Suprimentos médicos foram lançados de paraquedas na ilha remota, que não possui pista de pouso e tem população de apenas 221 habitantes
O navio de cruzeiro que trouxe o problema para o meio do oceano
Tudo começou semanas antes a bordo do MV Hondius, o navio de cruzeiro de expedição que navegava no Atlântico Sul quando ocorreu um surto de hantavírus, que acabou deixando várias mortes e múltiplos casos confirmados. O caso foi particularmente preocupante porque a variante identificada pertencia à cepa andina, uma das poucas capazes de transmissão de pessoa para pessoa.
Aparentemente, o cidadão britânico que acabou isolado em Tristão da Cunha havia deixado o navio em meados de abril e começou a apresentar sintomas dias depois em uma ilha que, como mencionado, carece de instalações hospitalares avançadas e normalmente é atendida por apenas dois profissionais médicos. Enquanto alguns passageiros foram tratados na Holanda ou na África do Sul e outros foram isolados no Reino Unido após retornarem de Tenerife, as autoridades de saúde britânicas rapidamente perceberam que o verdadeiro problema não estava mais no navio de cruzeiro, mas naquela pequena comunidade isolada no meio do oceano, onde qualquer piora poderia se tornar uma emergência impossível de controlar com meios convencionais.
Geografia como ameaça
Além disso, a operação revelou até que ponto a geografia continua a limitar até mesmo países com enormes capacidades militares. Tristão da Cunha não tem aeroporto, nem rotas aéreas regulares, e suas conexões marítimas são extremamente lentas e limitadas. A simples evacuação dos paraquedistas e médicos após a missão exigirá uma complexa operação marítima, cuidadosamente planejada devido aos riscos à saúde.
A BBC noticiou que o salto não ocorreu sobre uma grande área aberta, mas sim numa pequena ilha castigada por ventos que frequentemente ultrapassam os 40 quilómetros por hora. Os soldados acabaram por aterrar no campo de golfe local, enquanto os habitantes da ilha improvisaram uma receção para as equipas médicas e o descarregamento de mais de três toneladas de suprimentos para o hospital. Tudo isto foi feito para conter um potencial surto num território onde qualquer falha logística pode levar dias a ser corrigida.
Atlântico desconhecido
Se quiserem, a história também revela uma verdade incômoda sobre as grandes crises geopolíticas e de saúde da atualidade: quase toda a atenção tende a se concentrar em locais visíveis e conectados, enquanto vastas áreas periféricas permanecem fora dos holofotes até que uma emergência ocorra.
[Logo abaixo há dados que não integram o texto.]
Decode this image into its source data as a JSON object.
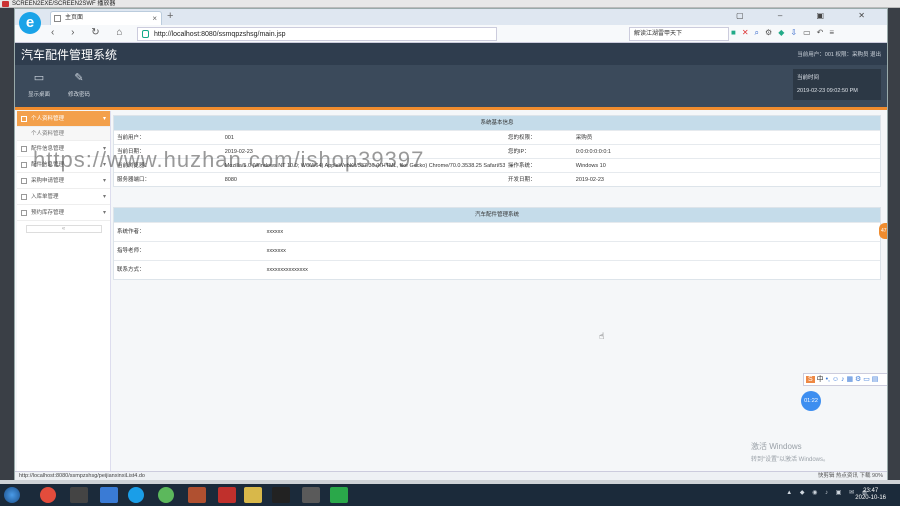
{
  "player": {
    "title": "SCREEN2EXE/SCREEN2SWF 播放器"
  },
  "browser": {
    "tab_title": "主页面",
    "url": "http://localhost:8080/ssmqpzshsg/main.jsp",
    "search_text": "解读江湖雷甲天下",
    "status_url": "http://localhost:8080/ssmpzshsg/peijianxinxiList4.do",
    "status_right": "快剪辑   热点资讯   下载   90%"
  },
  "app": {
    "title": "汽车配件管理系统",
    "userinfo": "当前用户：001  权限：采购员  退出",
    "toolbar": [
      {
        "label": "显示桌面",
        "icon": "monitor-icon"
      },
      {
        "label": "修改密码",
        "icon": "pencil-icon"
      }
    ],
    "time_label": "当前时间",
    "time_value": "2019-02-23 09:02:50 PM"
  },
  "sidebar": {
    "items": [
      {
        "label": "个人资料管理",
        "active": true
      },
      {
        "label": "个人资料管理",
        "sub": true
      },
      {
        "label": "配件信息管理"
      },
      {
        "label": "配件信息管理"
      },
      {
        "label": "采购申请管理"
      },
      {
        "label": "入库单管理"
      },
      {
        "label": "预约库存管理"
      }
    ],
    "collapse": "«"
  },
  "system_info": {
    "title": "系统基本信息",
    "rows": [
      {
        "k1": "当前用户：",
        "v1": "001",
        "k2": "您的权限：",
        "v2": "采购员"
      },
      {
        "k1": "当前日期：",
        "v1": "2019-02-23",
        "k2": "您的IP：",
        "v2": "0:0:0:0:0:0:0:1"
      },
      {
        "k1": "当前浏览器：",
        "v1": "Mozilla/5.0 (Windows NT 10.0; WOW64) AppleWebKit/537.36 (KHTML, like Gecko) Chrome/70.0.3538.25 Safari/537.36",
        "k2": "操作系统：",
        "v2": "Windows 10"
      },
      {
        "k1": "服务器端口：",
        "v1": "8080",
        "k2": "开发日期：",
        "v2": "2019-02-23"
      }
    ]
  },
  "app_info": {
    "title": "汽车配件管理系统",
    "rows": [
      {
        "k": "系统作者：",
        "v": "xxxxxx"
      },
      {
        "k": "指导老师：",
        "v": "xxxxxxx"
      },
      {
        "k": "联系方式：",
        "v": "xxxxxxxxxxxxxxx"
      }
    ]
  },
  "overlay": {
    "watermark_url": "https://www.huzhan.com/ishop39397",
    "activate_title": "激活 Windows",
    "activate_sub": "转到“设置”以激活 Windows。",
    "timer": "01:22",
    "side_tab": "47"
  },
  "taskbar": {
    "time": "23:47",
    "date": "2020-10-16"
  }
}
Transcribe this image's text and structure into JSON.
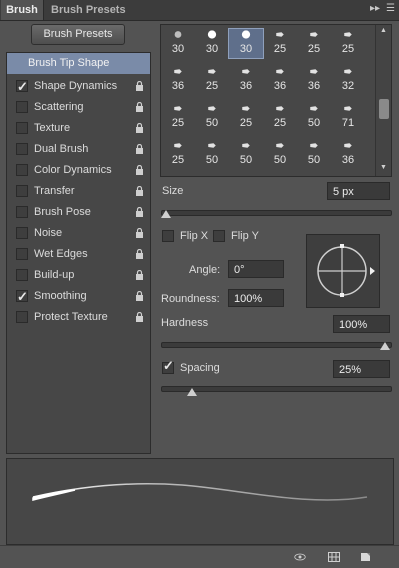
{
  "tabs": [
    {
      "label": "Brush",
      "active": true
    },
    {
      "label": "Brush Presets",
      "active": false
    }
  ],
  "panel_menu_icons": [
    "double-arrow-icon",
    "panel-menu-icon"
  ],
  "brush_presets_button": "Brush Presets",
  "sidebar": {
    "items": [
      {
        "label": "Brush Tip Shape",
        "selected": true,
        "has_checkbox": false,
        "checked": false,
        "locked": false
      },
      {
        "label": "Shape Dynamics",
        "selected": false,
        "has_checkbox": true,
        "checked": true,
        "locked": true
      },
      {
        "label": "Scattering",
        "selected": false,
        "has_checkbox": true,
        "checked": false,
        "locked": true
      },
      {
        "label": "Texture",
        "selected": false,
        "has_checkbox": true,
        "checked": false,
        "locked": true
      },
      {
        "label": "Dual Brush",
        "selected": false,
        "has_checkbox": true,
        "checked": false,
        "locked": true
      },
      {
        "label": "Color Dynamics",
        "selected": false,
        "has_checkbox": true,
        "checked": false,
        "locked": true
      },
      {
        "label": "Transfer",
        "selected": false,
        "has_checkbox": true,
        "checked": false,
        "locked": true
      },
      {
        "label": "Brush Pose",
        "selected": false,
        "has_checkbox": true,
        "checked": false,
        "locked": true
      },
      {
        "label": "Noise",
        "selected": false,
        "has_checkbox": true,
        "checked": false,
        "locked": true
      },
      {
        "label": "Wet Edges",
        "selected": false,
        "has_checkbox": true,
        "checked": false,
        "locked": true
      },
      {
        "label": "Build-up",
        "selected": false,
        "has_checkbox": true,
        "checked": false,
        "locked": true
      },
      {
        "label": "Smoothing",
        "selected": false,
        "has_checkbox": true,
        "checked": true,
        "locked": true
      },
      {
        "label": "Protect Texture",
        "selected": false,
        "has_checkbox": true,
        "checked": false,
        "locked": true
      }
    ]
  },
  "brush_tips": {
    "rows": [
      [
        "30",
        "30",
        "30",
        "25",
        "25",
        "25"
      ],
      [
        "36",
        "25",
        "36",
        "36",
        "36",
        "32"
      ],
      [
        "25",
        "50",
        "25",
        "25",
        "50",
        "71"
      ],
      [
        "25",
        "50",
        "50",
        "50",
        "50",
        "36"
      ]
    ],
    "selected_index": 2
  },
  "size": {
    "label": "Size",
    "value": "5 px",
    "fraction": 0.0
  },
  "flip_x": {
    "label": "Flip X",
    "checked": false
  },
  "flip_y": {
    "label": "Flip Y",
    "checked": false
  },
  "angle": {
    "label": "Angle:",
    "value": "0°"
  },
  "roundness": {
    "label": "Roundness:",
    "value": "100%"
  },
  "hardness": {
    "label": "Hardness",
    "value": "100%",
    "fraction": 1.0
  },
  "spacing": {
    "label": "Spacing",
    "checked": true,
    "value": "25%",
    "fraction": 0.12
  },
  "colors": {
    "panel": "#535353",
    "selection": "#7a8ba8",
    "field": "#3a3a3a"
  }
}
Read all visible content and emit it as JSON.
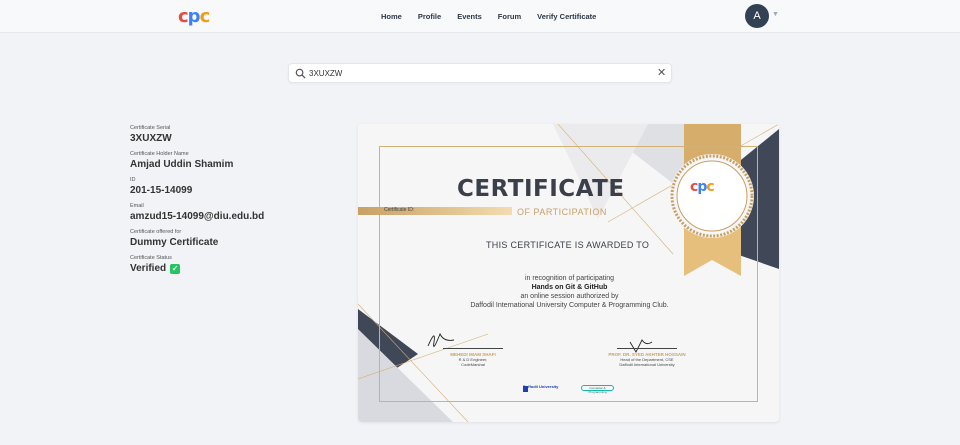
{
  "header": {
    "logo": [
      "c",
      "p",
      "c"
    ],
    "nav": [
      "Home",
      "Profile",
      "Events",
      "Forum",
      "Verify Certificate"
    ],
    "avatar_initial": "A"
  },
  "search": {
    "value": "3XUXZW",
    "icon": "search-icon",
    "clear_icon": "close-icon"
  },
  "details": [
    {
      "label": "Certificate Serial",
      "value": "3XUXZW"
    },
    {
      "label": "Certificate Holder Name",
      "value": "Amjad Uddin Shamim"
    },
    {
      "label": "ID",
      "value": "201-15-14099"
    },
    {
      "label": "Email",
      "value": "amzud15-14099@diu.edu.bd"
    },
    {
      "label": "Certificate offered for",
      "value": "Dummy Certificate"
    },
    {
      "label": "Certificate Status",
      "value": "Verified"
    }
  ],
  "certificate": {
    "title": "CERTIFICATE",
    "subtitle": "OF PARTICIPATION",
    "id_label": "Certificate ID:",
    "awarded": "THIS CERTIFICATE IS AWARDED TO",
    "line1": "in recognition of participating",
    "line2": "Hands on Git & GitHub",
    "line3": "an online session authorized by",
    "line4": "Daffodil International University Computer & Programming Club.",
    "sig1": {
      "name": "MEHEDI IMAM SHAFI",
      "role": "R & D Engineer,",
      "org": "CodeMarshal"
    },
    "sig2": {
      "name": "PROF. DR. SYED AKHTER HOSSAIN",
      "role": "Head of the Department, CSE",
      "org": "Daffodil International University"
    },
    "footer_logo1": "Daffodil University",
    "footer_logo2": "Computer & Programming"
  },
  "colors": {
    "gold": "#c9a063",
    "navy": "#3a3f4a",
    "verified": "#22c55e"
  }
}
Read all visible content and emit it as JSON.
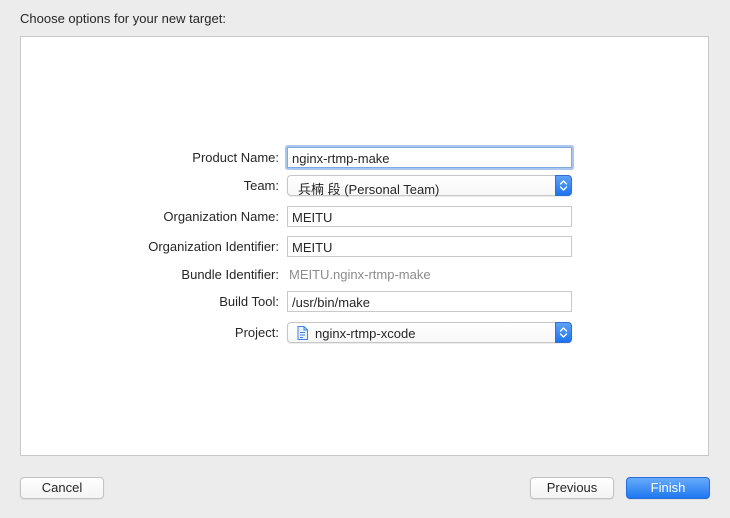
{
  "header": {
    "title": "Choose options for your new target:"
  },
  "form": {
    "product_name": {
      "label": "Product Name:",
      "value": "nginx-rtmp-make"
    },
    "team": {
      "label": "Team:",
      "value": "兵楠 段 (Personal Team)"
    },
    "organization_name": {
      "label": "Organization Name:",
      "value": "MEITU"
    },
    "organization_identifier": {
      "label": "Organization Identifier:",
      "value": "MEITU"
    },
    "bundle_identifier": {
      "label": "Bundle Identifier:",
      "value": "MEITU.nginx-rtmp-make"
    },
    "build_tool": {
      "label": "Build Tool:",
      "value": "/usr/bin/make"
    },
    "project": {
      "label": "Project:",
      "value": "nginx-rtmp-xcode",
      "icon": "project-file-icon"
    }
  },
  "footer": {
    "cancel_label": "Cancel",
    "previous_label": "Previous",
    "finish_label": "Finish"
  },
  "colors": {
    "accent": "#1e77f0",
    "background": "#ececec",
    "panel": "#ffffff"
  }
}
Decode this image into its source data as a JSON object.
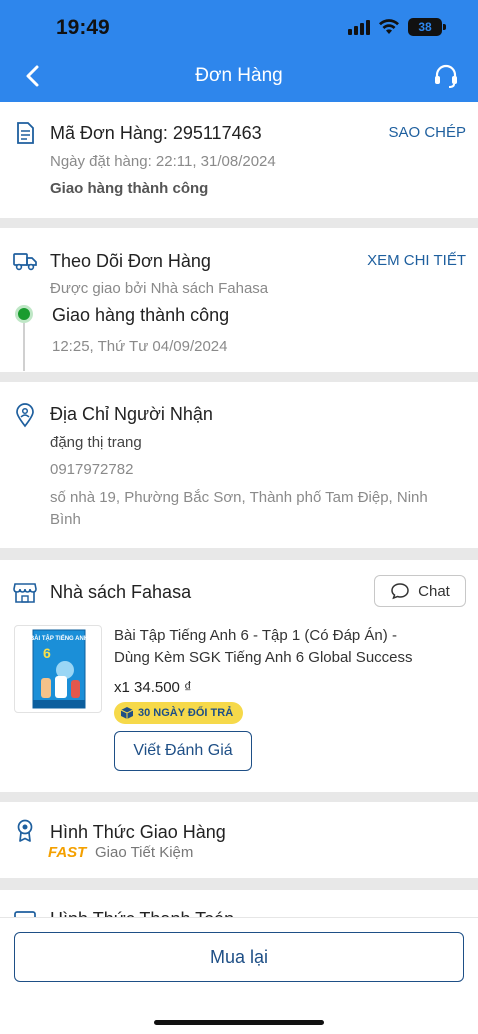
{
  "status_bar": {
    "time": "19:49",
    "battery": "38"
  },
  "nav": {
    "title": "Đơn Hàng"
  },
  "order": {
    "code_label": "Mã Đơn Hàng: 295117463",
    "copy_label": "SAO CHÉP",
    "date": "Ngày đặt hàng: 22:11, 31/08/2024",
    "status": "Giao hàng thành công"
  },
  "tracking": {
    "title": "Theo Dõi Đơn Hàng",
    "detail_label": "XEM CHI TIẾT",
    "delivered_by": "Được giao bởi Nhà sách Fahasa",
    "event_status": "Giao hàng thành công",
    "event_time": "12:25, Thứ Tư 04/09/2024"
  },
  "recipient": {
    "title": "Địa Chỉ Người Nhận",
    "name": "đặng thị trang",
    "phone": "0917972782",
    "address_line1": "số nhà 19, Phường Bắc Sơn, Thành phố Tam Điệp, Ninh",
    "address_line2": "Bình"
  },
  "store": {
    "name": "Nhà sách Fahasa",
    "chat_label": "Chat",
    "product": {
      "name_line1": "Bài Tập Tiếng Anh 6 - Tập 1 (Có Đáp Án) -",
      "name_line2": "Dùng Kèm SGK Tiếng Anh 6 Global Success",
      "qty_price": "x1  34.500 ₫",
      "badge": "30 NGÀY ĐỔI TRẢ",
      "cover_title": "BÀI TẬP TIẾNG ANH",
      "cover_number": "6"
    },
    "review_label": "Viết Đánh Giá"
  },
  "shipping": {
    "title": "Hình Thức Giao Hàng",
    "fast_tag": "FAST",
    "method": "Giao Tiết Kiệm"
  },
  "payment": {
    "title": "Hình Thức Thanh Toán"
  },
  "footer": {
    "rebuy_label": "Mua lại"
  },
  "colors": {
    "header": "#2e86ec",
    "link": "#1e5f9e",
    "success": "#1a9c2f",
    "badge": "#f6d94a",
    "fast": "#f4a000"
  }
}
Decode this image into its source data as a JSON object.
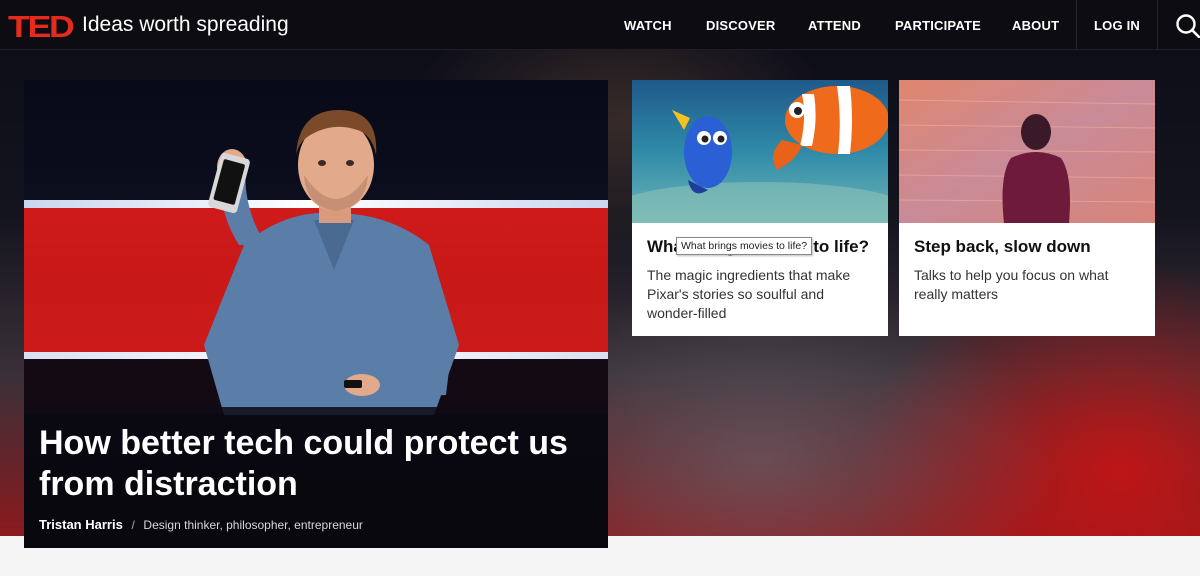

Assim, enquanto os holofotes da mídia acompanhavam minuto a minuto a chegada do navio de cruzeiro às Ilhas Canárias, o surto de hantavírus desencadeou lançamentos de paraquedistas, mobilização de pessoal médico militar e operações logísticas extremas em Tristão da Cunha, um lugar tão remoto que até mesmo uma emergência de saúde relativamente pequena exigiu a mobilização de recursos normalmente associados a zonas de guerra ou grandes desastres.